Hitmetrix - User behavior analytics & recording

Let’s Clean It Up, Professionals

The other day I received a promotion package from a well-respected member of the Direct Marketing Association, one whose products are world-class, who has taken leadership in the industry, and whose mailing packages are best-of-breed.

The package, however, was addressed to Dr. E.S. Prescott at my home address. This started to make me believe that the privacy people who hate direct marketing have a point. No data ever disappears. Someone somewhere can know everything about you -forever. I was very disappointed.

Dr. E.S. Prescott, my father, died in 1984. I settled his estate. Neither he nor his estate has had a credit card or bank account, subscribed to a magazine, belonged to a club, registered an automobile, had a driver’s license, owned real estate, had a telephone, ordered from a catalog or made a donation since 1985.

My home address didn’t even exist until 1987, and Charles Prescott didn’t live there until 1992. Now, it’s true that in 1998 I filed a National Change of Address entry form with the postal service to my address for my mother, Doris G. Prescott, who died in that year. But I didn’t file for Dr. E.S. Prescott. (It’s also true that I have registered Doris G. Prescott and every variant she ever used in her life – about eight, I think – with the DMA’s Mail Preference Service. The impact from DMA member mailings was dramatic; from non-DMA members, especially nonprofits, it was pitiful. But that’s another lecture.
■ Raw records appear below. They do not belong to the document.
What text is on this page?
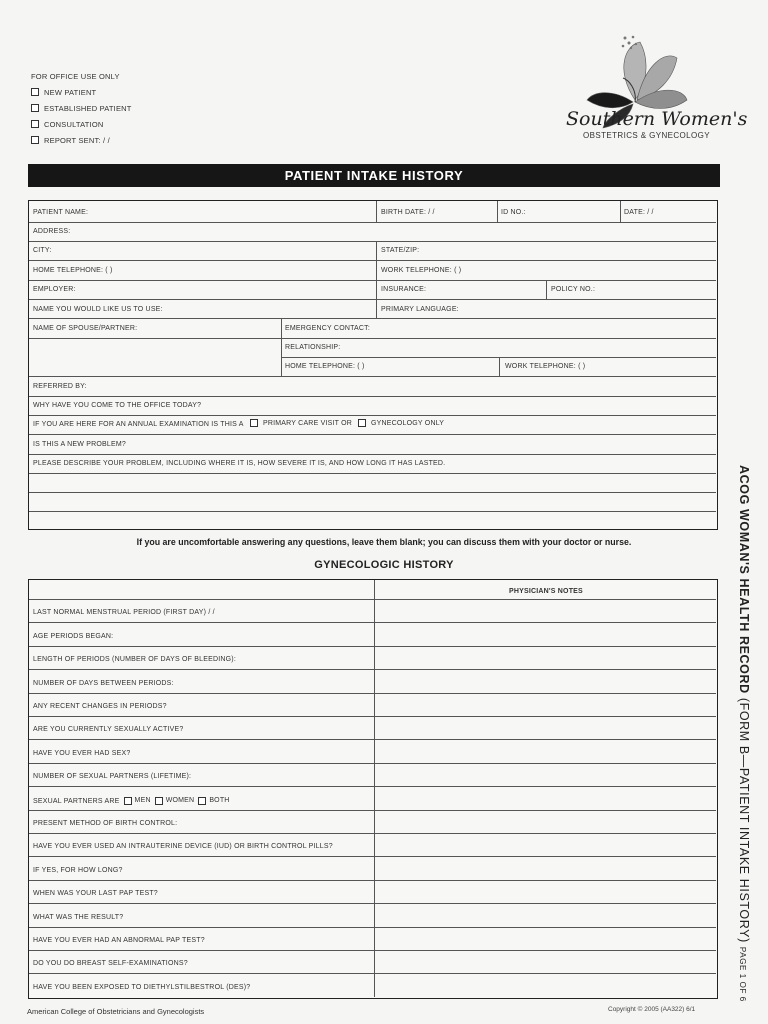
FOR OFFICE USE ONLY
NEW PATIENT
ESTABLISHED PATIENT
CONSULTATION
REPORT SENT: / /
Southern Women's
OBSTETRICS & GYNECOLOGY
PATIENT INTAKE HISTORY
PATIENT NAME:	BIRTH DATE: / /	ID NO.:	DATE: / /
ADDRESS:
CITY:	STATE/ZIP:
HOME TELEPHONE: ( )	WORK TELEPHONE: ( )
EMPLOYER:	INSURANCE:	POLICY NO.:
NAME YOU WOULD LIKE US TO USE:	PRIMARY LANGUAGE:
NAME OF SPOUSE/PARTNER:	EMERGENCY CONTACT:
RELATIONSHIP:
HOME TELEPHONE: ( )	WORK TELEPHONE: ( )
REFERRED BY:
WHY HAVE YOU COME TO THE OFFICE TODAY?
IF YOU ARE HERE FOR AN ANNUAL EXAMINATION IS THIS A	PRIMARY CARE VISIT OR	GYNECOLOGY ONLY
IS THIS A NEW PROBLEM?
PLEASE DESCRIBE YOUR PROBLEM, INCLUDING WHERE IT IS, HOW SEVERE IT IS, AND HOW LONG IT HAS LASTED.
If you are uncomfortable answering any questions, leave them blank; you can discuss them with your doctor or nurse.
GYNECOLOGIC HISTORY
PHYSICIAN'S NOTES
LAST NORMAL MENSTRUAL PERIOD (FIRST DAY) / /
AGE PERIODS BEGAN:
LENGTH OF PERIODS (NUMBER OF DAYS OF BLEEDING):
NUMBER OF DAYS BETWEEN PERIODS:
ANY RECENT CHANGES IN PERIODS?
ARE YOU CURRENTLY SEXUALLY ACTIVE?
HAVE YOU EVER HAD SEX?
NUMBER OF SEXUAL PARTNERS (LIFETIME):
SEXUAL PARTNERS ARE MEN WOMEN BOTH
PRESENT METHOD OF BIRTH CONTROL:
HAVE YOU EVER USED AN INTRAUTERINE DEVICE (IUD) OR BIRTH CONTROL PILLS?
IF YES, FOR HOW LONG?
WHEN WAS YOUR LAST PAP TEST?
WHAT WAS THE RESULT?
HAVE YOU EVER HAD AN ABNORMAL PAP TEST?
DO YOU DO BREAST SELF-EXAMINATIONS?
HAVE YOU BEEN EXPOSED TO DIETHYLSTILBESTROL (DES)?
ACOG WOMAN'S HEALTH RECORD (FORM B—PATIENT INTAKE HISTORY) PAGE 1 OF 6
American College of Obstetricians and Gynecologists	Copyright © 2005 (AA322) 6/1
Now someone had a necessarily old list with Dr. E.S. Prescott on it. Someone used some program that determined that an NCOA entry on “Prescott” was filed against his old address and appended the new address to his name. And no one anywhere ran a death file or deliverable names for my address.

Don’t misunderstand me. I’m not upset about getting mail addressed to my father. I finished grieving long ago, and I take pleasure when something cues my many fond memories of him. In fact, he loved this company’s products. (Aha! A clue!) To prove it, I’ll even make some bad jokes about this company struggling a little too hard with a resuscitation mailing and mailing too deep into the list. But, I bet there are many people who hate getting mail addressed to their deceased loved ones, especially at new addresses.

Now this event suggests: 1) panic and hysteria as pulls have plummeted and/or 2) incompetence at name/list selection and/or 3) overcomplicated and ineffective name/list selection tools. Come to think of it, maybe 3) is redundant to 2). And it suggests to the paranoid that the direct marketing industry is Big Brother – finding, recording, saving and using every bit of information about us they can get their greedy little hands on.

My friends in direct marketing, there is a very hot wind blowing across the land when it comes to personal privacy, and the privacy zealots hate you. Legislators are listening to them and to our consumers more closely. We’re going to see many more firefights over opt-in legislative proposals. Events like this only fuel the fire – and at some point, there will be a conflagration we won’t be able to extinguish. It’s not a defense to say, “We’re not venal, we’re just dumb.”

Here’s what you can do. Be careful with the NCOA file. Use death suppression files. Be reasonable with those resuscitation efforts. Keep the DMA’s Privacy Promise: give notice, opt-out and run MPS. And every data processor in the land should be insistent up to one inch short of losing the customer that non-DMA members run MPS. And, save some money on wasted mailings. Because if you don’t, we’ll have a law like in Europe, or worse, and you wouldn’t even have had the name of Dr. E.S. Prescott, or Charles Prescott, unless we had checked the “Yes” box.

Charles Prescott is international vice president of the Direct Marketing Association, New York.